Followed by paragraphs about how Grace and Benton collaborated on every aspect of the yard in their attempt to create different “moments.” The pool and hot tub, tiled in bottle green and surrounded by antique pavers and real Nantucket cobblestones, made one feel that one had happened across a swimming hole in the woods. The rolling green lawn encouraged a stroll toward the Adirondack chairs, set where one could simultaneously hear the stream that ran along the back of the Pancik property and see the sailboats on Polpis Harbor. Suspended between two-hundred-year-old elms was a hammock where Mrs. Pancik often relaxed as she read Victor Hugo and Alexandre Dumas within full view of the glorious rose bed, featuring twenty-two varieties of rose.

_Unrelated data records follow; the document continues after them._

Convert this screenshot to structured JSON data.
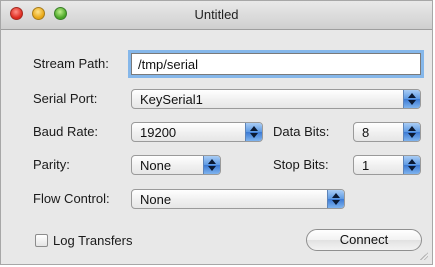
{
  "window": {
    "title": "Untitled"
  },
  "form": {
    "stream_path_label": "Stream Path:",
    "stream_path_value": "/tmp/serial",
    "serial_port_label": "Serial Port:",
    "serial_port_value": "KeySerial1",
    "baud_rate_label": "Baud Rate:",
    "baud_rate_value": "19200",
    "data_bits_label": "Data Bits:",
    "data_bits_value": "8",
    "parity_label": "Parity:",
    "parity_value": "None",
    "stop_bits_label": "Stop Bits:",
    "stop_bits_value": "1",
    "flow_control_label": "Flow Control:",
    "flow_control_value": "None",
    "log_transfers_label": "Log Transfers",
    "log_transfers_checked": false,
    "connect_label": "Connect"
  },
  "colors": {
    "focus_ring": "#85b7ea",
    "popup_arrow_blue": "#5d99e3"
  }
}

“But the essence of what we were trying to accomplish,” Coe says, “is embodied in the garden shed.”

Mrs. Pancik agrees. “That’s really our baby,” she says.

Jody Rouisse called Susan Prendergast. “I, for one, think it’s disgusting,” she said. “I mean, is it not obvious to everyone on earth that those two are lovers? She was feeding him.”

“Like Adam and Eve in the garden,” Susan said. “Do you think the writer had inside information?”

“There was no mention of Eddie,” Jody said. “I mean, they referred to her as Mrs. Pancik, but it was like Eddie and the twins didn’t exist.”

“I have to say, the way Benton is looking at her in that one photo is pretty hot,” Susan said. “I wish someone would look at me like that.”

“I thought the mention of the bench from the Tuileries was pretentious. And Grace reads Victor Hugo in the hammock?” Jody said. “It’s probably more like Cosmo.”

“She was a French-literature major,” Susan said. “I hear her library is stacked with first editions.”

“Well, what about Grace calling the garden shed their ‘baby’?” Jody said. “You know, Jean Burton thought she looked pregnant. I think there’s a good chance that shed isn’t the only baby.”